If one is to process just two entire frames in memory, one needs around 32K of RAM. There's probably little reason to process more than this yet.  And maybe I can come up with some memory-saving tricks, like doing feature detection on the fly without storing the entire image.

Which MCU?
So what processor to use?  Again, think low budget.  Otherwise I should just get a CMUcam and be done with it.  The ATmega8515, ATmega32, 64, and 128 can be hooked to as much as 64K of external SRAM. The AVR32 chips support 32K and 64K of internal ram. Sticking with AVR would save time. No new development environment, no new language. They're cheap, very few components to get one going, and no new serial programmer hardware to buy.

An external ADC could sample much faster than the AVR.  I've got a couple of candidate ADCs I want to look at, one serial, one parallel. I'm leaning towards parallel as I think it'll be simpler to interface from a timing standpoint.

I've never looked at PIC processors before but there may be a couple of options there. For example, the PIC32XX3XX/4XX family runs at 80MHz, has up to 32K RAM and 1000kHz ADC sample rate.  But, it would have the disadvantage of a new chip, new IDE, new flavor of C, etc.  And I'd need to get a big TQFP breakout board.

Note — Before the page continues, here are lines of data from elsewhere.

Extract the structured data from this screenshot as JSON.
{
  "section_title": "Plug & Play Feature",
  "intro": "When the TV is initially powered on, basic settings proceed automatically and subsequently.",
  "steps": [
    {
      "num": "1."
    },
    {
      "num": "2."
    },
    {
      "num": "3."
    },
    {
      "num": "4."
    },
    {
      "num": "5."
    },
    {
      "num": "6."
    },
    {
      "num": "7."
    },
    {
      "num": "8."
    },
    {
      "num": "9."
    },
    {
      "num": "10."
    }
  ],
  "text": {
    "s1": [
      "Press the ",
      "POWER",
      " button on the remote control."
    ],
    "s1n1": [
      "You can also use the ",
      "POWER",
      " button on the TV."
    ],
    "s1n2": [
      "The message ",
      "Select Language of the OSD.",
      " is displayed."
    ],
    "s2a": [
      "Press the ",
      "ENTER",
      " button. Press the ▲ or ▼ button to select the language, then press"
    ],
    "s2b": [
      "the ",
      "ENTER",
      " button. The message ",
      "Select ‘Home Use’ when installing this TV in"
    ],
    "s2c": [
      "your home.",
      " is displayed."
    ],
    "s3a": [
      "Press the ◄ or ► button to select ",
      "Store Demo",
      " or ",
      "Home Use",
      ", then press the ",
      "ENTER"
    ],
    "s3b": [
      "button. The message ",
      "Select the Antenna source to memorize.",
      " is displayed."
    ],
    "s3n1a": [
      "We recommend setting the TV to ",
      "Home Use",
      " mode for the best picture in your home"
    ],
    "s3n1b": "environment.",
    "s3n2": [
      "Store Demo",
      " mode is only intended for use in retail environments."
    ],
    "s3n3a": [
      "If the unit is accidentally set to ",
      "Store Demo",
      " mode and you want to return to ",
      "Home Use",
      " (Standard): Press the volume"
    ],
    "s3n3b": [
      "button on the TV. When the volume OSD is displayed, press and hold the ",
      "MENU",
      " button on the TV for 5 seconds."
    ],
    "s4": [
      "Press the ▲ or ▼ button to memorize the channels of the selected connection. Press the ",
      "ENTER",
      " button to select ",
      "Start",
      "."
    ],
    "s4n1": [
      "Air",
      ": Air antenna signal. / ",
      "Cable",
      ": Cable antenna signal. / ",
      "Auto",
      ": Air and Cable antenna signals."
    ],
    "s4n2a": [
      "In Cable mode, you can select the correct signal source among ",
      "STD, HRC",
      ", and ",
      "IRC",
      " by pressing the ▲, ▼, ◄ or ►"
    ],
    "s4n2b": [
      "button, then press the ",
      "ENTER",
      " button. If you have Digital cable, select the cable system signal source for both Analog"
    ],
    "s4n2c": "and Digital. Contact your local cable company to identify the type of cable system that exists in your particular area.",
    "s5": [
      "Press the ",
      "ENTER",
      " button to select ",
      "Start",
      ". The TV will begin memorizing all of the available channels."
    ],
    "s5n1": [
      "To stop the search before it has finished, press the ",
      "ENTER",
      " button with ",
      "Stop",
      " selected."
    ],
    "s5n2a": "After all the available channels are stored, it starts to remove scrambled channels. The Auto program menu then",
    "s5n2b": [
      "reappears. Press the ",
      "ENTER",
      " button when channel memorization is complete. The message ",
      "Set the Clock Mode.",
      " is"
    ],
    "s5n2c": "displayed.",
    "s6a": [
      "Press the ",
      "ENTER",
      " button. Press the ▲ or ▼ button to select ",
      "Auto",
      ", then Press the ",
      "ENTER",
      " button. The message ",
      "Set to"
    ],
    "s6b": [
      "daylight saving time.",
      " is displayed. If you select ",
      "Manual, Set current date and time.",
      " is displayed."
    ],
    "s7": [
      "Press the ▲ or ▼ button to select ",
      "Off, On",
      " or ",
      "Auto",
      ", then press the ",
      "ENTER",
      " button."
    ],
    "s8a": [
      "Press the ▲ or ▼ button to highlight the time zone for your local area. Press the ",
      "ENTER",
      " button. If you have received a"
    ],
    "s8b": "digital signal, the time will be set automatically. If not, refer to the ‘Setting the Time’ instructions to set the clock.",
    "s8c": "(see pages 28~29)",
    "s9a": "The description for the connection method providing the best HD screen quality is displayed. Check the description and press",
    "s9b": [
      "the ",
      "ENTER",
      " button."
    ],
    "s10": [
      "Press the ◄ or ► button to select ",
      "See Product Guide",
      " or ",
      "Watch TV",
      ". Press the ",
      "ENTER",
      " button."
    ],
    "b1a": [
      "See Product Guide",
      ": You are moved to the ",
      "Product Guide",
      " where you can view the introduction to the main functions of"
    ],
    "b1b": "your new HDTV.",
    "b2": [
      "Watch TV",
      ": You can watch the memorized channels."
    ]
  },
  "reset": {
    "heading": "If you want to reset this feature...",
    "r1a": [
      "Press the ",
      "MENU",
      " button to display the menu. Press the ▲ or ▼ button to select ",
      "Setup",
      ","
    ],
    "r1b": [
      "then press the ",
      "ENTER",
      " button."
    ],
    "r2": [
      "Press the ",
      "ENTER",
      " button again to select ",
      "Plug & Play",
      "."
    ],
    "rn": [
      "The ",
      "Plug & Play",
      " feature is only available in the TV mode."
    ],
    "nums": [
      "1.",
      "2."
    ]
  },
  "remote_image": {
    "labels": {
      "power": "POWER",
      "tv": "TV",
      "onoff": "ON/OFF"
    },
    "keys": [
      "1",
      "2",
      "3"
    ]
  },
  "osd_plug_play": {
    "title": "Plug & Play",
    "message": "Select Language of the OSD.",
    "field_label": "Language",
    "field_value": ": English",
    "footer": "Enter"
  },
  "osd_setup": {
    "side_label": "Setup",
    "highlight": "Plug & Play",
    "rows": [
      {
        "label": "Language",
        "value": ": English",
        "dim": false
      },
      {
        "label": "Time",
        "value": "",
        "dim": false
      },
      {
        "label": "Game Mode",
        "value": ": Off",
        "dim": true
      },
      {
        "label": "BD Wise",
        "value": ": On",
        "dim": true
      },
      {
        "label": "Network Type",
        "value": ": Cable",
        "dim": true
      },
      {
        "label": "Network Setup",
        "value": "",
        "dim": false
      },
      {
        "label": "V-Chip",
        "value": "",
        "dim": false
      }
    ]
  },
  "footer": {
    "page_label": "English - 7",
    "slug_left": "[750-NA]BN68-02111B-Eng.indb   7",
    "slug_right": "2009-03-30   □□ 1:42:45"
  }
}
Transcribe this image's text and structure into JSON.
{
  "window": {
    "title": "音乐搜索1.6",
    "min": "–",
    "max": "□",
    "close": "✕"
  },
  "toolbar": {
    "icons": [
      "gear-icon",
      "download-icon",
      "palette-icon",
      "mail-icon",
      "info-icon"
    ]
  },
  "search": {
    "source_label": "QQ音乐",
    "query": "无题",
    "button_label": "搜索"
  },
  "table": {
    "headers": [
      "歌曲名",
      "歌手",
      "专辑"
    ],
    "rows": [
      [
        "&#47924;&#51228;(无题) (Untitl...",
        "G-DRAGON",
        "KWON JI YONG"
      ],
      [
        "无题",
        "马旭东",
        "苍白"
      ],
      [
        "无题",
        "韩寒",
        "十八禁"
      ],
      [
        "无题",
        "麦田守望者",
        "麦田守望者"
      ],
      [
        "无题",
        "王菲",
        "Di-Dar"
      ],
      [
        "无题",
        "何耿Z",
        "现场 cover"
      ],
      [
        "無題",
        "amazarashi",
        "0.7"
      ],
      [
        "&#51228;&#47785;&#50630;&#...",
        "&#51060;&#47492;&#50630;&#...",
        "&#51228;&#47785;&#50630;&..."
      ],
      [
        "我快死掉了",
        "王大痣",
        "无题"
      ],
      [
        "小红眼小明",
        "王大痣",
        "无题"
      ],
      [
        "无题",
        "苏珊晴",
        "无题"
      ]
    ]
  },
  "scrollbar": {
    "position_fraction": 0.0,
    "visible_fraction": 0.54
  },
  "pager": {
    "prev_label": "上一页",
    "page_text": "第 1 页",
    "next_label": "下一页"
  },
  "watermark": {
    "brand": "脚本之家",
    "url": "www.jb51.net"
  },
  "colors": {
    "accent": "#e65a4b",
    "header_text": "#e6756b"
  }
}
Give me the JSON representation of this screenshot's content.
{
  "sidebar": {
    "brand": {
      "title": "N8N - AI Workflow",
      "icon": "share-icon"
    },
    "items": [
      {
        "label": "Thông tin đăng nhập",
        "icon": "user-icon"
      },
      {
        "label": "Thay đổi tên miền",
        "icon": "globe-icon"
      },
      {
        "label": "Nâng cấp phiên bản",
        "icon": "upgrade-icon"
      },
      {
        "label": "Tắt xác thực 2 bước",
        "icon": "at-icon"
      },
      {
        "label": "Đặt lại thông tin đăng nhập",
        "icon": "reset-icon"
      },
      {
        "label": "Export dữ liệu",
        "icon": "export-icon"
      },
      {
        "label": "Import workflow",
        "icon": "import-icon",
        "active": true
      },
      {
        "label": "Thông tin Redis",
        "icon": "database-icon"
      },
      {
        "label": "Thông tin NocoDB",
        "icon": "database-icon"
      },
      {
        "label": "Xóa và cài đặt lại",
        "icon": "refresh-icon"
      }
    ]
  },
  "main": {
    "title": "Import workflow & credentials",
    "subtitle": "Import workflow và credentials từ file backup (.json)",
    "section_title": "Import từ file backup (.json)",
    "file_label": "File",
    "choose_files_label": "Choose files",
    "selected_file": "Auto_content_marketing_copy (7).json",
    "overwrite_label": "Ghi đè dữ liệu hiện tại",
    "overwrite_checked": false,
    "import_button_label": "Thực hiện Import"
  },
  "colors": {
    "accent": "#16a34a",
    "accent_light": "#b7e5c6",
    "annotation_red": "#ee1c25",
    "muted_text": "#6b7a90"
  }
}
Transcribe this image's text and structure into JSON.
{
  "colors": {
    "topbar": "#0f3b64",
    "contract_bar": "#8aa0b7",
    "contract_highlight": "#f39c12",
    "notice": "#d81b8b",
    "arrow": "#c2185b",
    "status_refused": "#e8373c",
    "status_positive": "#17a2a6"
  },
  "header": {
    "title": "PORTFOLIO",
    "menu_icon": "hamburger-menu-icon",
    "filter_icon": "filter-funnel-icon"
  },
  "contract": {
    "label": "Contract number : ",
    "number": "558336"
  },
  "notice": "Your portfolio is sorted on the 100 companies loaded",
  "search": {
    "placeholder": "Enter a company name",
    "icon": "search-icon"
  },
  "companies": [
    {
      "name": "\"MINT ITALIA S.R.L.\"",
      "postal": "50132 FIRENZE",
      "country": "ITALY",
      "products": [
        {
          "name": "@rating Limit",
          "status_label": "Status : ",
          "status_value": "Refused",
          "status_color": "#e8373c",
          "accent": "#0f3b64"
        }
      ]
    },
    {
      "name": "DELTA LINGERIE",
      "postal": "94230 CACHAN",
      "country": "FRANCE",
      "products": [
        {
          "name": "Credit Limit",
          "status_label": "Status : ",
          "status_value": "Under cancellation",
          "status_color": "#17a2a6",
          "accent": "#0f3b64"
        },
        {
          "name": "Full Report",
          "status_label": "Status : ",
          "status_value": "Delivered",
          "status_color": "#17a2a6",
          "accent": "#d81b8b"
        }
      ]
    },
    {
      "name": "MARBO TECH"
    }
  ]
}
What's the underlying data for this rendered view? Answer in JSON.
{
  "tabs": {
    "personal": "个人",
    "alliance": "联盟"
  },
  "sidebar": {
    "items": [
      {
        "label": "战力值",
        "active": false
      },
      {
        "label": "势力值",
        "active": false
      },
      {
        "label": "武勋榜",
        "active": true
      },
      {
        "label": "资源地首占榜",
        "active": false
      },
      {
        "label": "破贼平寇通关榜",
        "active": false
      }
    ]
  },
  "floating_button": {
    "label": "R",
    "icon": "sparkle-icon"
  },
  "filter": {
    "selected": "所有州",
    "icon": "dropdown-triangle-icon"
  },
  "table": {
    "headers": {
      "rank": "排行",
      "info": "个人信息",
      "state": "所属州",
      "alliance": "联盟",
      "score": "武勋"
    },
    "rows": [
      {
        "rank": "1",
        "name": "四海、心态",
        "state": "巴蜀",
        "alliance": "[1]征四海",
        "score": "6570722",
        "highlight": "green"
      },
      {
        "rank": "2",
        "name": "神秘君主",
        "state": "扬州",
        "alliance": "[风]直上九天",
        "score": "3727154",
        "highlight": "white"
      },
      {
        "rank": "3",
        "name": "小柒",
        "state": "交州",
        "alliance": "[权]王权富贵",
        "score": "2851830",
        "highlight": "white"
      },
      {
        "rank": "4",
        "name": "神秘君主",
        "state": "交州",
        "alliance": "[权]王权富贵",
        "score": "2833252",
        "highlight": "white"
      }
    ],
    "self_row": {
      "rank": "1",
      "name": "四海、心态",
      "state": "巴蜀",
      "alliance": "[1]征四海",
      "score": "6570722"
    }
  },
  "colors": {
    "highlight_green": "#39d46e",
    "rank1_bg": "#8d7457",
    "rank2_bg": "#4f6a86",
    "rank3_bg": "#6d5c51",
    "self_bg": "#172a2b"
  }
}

Another option is to use a Parallax Propeller which runs at 80MHz, has 32K RAM and a little research suggests it may support fast ADC rates at lower resolutions (EDIT: the Propeller doesn't include an on-board ADC hardware peripheral, however it is possible to do 1-bit sigma-delta conversion). And it has parallel processing. It comes in a through-hole version as well as TQFP but requires several support components, particularly a serial EEPROM and a special usb-to-serial programmer. The unusual chip and its entirely new language would be very unfamiliar territory. Figure $40 ($23 as of Nov 15, 2011) for a Schmartboard development board, and try to hack one of my two usb-to-serial programmers for use with the Propeller. But, it runs about 160MIPS and does true, deterministic, real time parallel processing with 8 cores. That's a powerful argument.

Software
I'm not quite sure what the heck to do about software so more learning and experimenting is required there. This is one of those time vs money trade-offs -- with more investment I would save myself all the time of building circuits and software.  But I wouldn't learn as much, either.

At any rate, the current plan is to prototype some algorithms on a PC or Mac using simulated candle images: pictures of a candle in various situations, re-sized to 128x123 pixels to see how feasible this really is.  More on that in a later article.